Significance For Investors
“Jumping back and forth between markets that are completely dead and markets that are suddenly and briefly very exciting,” is how Benn Eiffert, co-founder and chief investment officer (CIO) of QVR Advisors, a boutique investment advisory firm focusing on strategies related to options and volatility, described the situation to the Journal.
Price swings in options contracts tend to be wider than moves in the prices of their underlying assets. Moreover, option price swings usually get even wider as the contract’s expiration date draws closer, or as the value of the underlying asset approaches the option strike price, or exercise price. The wider the price swing in the options contract is compared to the price swing in the underlying asset, the higher gamma will be.
Many low-vol strategies limit downside exposure by selling put options that expire in one month or less, the Journal explains.

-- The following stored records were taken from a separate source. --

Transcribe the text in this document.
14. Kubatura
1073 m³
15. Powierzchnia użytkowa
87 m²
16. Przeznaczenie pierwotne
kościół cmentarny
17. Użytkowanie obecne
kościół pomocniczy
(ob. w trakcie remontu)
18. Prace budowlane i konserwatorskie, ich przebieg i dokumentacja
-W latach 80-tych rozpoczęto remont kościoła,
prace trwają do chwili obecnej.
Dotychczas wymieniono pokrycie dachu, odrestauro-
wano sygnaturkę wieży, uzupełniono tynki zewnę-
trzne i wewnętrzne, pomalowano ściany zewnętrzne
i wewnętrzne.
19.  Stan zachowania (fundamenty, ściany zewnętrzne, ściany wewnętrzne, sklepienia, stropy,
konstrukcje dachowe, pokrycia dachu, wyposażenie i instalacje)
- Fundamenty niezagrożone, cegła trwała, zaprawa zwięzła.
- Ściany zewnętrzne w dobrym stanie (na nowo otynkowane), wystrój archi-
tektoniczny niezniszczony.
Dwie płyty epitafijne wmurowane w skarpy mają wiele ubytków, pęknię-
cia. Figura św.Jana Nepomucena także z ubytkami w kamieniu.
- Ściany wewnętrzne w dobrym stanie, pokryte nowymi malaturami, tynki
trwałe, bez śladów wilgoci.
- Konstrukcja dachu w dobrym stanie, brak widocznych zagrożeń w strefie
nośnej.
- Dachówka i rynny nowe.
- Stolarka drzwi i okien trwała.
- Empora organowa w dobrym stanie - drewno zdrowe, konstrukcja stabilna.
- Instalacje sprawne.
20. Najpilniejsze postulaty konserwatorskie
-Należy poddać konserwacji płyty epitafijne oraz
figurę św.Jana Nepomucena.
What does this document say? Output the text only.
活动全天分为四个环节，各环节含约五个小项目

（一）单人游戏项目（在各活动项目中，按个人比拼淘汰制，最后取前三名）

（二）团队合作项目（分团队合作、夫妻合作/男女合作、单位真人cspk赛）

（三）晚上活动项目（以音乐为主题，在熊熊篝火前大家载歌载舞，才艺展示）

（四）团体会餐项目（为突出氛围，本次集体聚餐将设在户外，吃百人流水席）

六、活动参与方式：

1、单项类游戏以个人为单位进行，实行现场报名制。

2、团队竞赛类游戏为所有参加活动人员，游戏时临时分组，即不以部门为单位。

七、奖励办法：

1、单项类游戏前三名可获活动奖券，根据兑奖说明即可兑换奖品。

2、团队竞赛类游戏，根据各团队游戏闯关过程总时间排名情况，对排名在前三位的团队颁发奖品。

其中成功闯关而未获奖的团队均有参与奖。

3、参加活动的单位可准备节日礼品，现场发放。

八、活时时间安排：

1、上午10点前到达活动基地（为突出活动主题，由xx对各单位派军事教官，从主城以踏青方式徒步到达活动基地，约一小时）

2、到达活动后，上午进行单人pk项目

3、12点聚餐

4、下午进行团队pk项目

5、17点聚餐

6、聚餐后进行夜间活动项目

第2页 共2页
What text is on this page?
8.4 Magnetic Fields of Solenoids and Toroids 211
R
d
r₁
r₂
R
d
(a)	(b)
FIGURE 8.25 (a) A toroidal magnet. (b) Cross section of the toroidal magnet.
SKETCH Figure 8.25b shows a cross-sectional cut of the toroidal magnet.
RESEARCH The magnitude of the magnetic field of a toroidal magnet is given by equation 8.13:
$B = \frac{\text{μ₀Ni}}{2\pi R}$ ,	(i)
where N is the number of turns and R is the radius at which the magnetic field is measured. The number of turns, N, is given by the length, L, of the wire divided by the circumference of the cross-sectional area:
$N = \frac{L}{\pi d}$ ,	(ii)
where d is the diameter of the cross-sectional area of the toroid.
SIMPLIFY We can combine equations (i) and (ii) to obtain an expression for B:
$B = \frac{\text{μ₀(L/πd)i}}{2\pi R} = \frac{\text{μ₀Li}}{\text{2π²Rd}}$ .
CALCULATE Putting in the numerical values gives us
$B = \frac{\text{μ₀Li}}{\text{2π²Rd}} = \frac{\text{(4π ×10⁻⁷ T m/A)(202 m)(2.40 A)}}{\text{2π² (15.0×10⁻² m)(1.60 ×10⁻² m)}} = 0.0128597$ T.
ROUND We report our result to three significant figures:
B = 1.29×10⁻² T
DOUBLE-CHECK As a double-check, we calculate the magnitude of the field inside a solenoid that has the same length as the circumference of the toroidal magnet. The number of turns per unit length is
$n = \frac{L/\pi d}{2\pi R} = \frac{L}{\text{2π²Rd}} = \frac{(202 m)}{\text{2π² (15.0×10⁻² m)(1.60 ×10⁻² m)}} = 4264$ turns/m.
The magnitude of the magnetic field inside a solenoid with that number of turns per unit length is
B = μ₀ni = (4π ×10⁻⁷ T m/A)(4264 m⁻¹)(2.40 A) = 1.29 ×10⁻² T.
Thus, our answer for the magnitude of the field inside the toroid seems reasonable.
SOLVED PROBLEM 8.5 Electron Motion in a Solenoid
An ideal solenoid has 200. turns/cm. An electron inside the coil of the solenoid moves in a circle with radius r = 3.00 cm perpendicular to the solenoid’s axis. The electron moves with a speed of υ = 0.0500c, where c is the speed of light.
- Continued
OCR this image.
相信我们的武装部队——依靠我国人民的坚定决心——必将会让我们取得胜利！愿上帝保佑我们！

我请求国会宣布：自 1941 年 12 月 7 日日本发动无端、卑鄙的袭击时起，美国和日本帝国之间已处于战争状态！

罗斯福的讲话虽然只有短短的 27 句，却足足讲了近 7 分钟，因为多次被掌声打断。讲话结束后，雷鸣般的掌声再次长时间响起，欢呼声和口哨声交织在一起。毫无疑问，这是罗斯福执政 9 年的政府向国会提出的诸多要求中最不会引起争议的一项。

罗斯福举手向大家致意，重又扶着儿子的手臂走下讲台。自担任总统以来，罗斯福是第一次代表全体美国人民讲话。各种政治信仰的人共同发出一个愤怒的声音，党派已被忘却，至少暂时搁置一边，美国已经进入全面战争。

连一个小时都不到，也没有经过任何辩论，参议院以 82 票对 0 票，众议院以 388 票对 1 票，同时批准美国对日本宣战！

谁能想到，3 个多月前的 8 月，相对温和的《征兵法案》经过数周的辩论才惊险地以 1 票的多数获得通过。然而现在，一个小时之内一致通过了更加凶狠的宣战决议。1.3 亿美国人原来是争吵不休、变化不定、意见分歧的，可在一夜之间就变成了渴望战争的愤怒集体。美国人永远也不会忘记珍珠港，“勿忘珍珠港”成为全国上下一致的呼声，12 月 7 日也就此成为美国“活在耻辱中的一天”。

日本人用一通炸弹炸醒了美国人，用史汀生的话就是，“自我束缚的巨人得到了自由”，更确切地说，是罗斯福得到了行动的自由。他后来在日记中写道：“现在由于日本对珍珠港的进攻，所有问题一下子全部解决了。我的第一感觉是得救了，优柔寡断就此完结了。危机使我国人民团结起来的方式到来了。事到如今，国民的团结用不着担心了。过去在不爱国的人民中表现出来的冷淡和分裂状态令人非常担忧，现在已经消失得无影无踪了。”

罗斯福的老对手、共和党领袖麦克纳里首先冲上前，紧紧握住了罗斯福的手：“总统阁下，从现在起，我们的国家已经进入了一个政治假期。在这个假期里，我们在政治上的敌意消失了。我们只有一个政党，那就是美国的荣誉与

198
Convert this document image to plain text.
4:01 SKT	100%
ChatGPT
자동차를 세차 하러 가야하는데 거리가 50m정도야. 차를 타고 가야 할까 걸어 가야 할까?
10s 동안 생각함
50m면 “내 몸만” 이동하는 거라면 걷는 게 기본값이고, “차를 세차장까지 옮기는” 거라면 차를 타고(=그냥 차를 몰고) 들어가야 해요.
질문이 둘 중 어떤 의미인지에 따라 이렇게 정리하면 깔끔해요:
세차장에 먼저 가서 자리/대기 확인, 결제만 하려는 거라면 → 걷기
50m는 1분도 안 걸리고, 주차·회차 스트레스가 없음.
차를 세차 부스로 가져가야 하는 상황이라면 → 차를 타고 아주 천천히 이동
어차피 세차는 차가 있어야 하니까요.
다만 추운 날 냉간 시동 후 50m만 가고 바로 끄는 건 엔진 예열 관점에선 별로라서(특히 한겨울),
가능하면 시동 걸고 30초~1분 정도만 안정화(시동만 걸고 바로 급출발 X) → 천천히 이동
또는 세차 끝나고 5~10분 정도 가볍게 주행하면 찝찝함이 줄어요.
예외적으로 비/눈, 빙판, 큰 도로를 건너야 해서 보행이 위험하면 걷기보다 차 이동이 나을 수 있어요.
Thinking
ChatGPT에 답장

Since these options are short-term and often have strike prices close to current market prices, their overall effect is to raise gamma in the market.
Investors who use gamma-based strategies to reduce the volatility of their portfolios have tended to outperform during market declines, even the especially volatile period in early February 2018. Back then, a simple measure of such strategies, the CBOE S&P 500 PutWrite index (PUT), a hypothetical portfolio that sells put options linked to the S&P 500 Index (SPX), outperformed the S&P 500 itself, the Journal notes.
Meanwhile, the investment banks and brokerage firms that facilitate low-vol strategies for institutional investors often hedge their side of the transaction by taking the opposite position. The result is a countervailing force that tends to dampen the daily movement of individual stocks and stock market indexes alike.
“If you have a good estimate of dealers’ gamma exposure, you can anticipate their hedging flows and pile into that either way,” as Charlie McElligott, cross-asset strategist at Nomura in New York, told the Journal.
Looking Ahead
The gamma effect or gamma trap is making it more difficult to determine if market prices fully reflect current news or events, as Helen Thomas, founder of Blonde Money, a U.K.-based research firm, told the Journal. “Dealer hedging behavior is creating pockets of sensitivity in the markets,” she said, adding, “If Trump tweets something about China when the S&P is at one level, it doesn’t matter. But if he does it when it’s, say, 20 points lower, it’s panic stations.”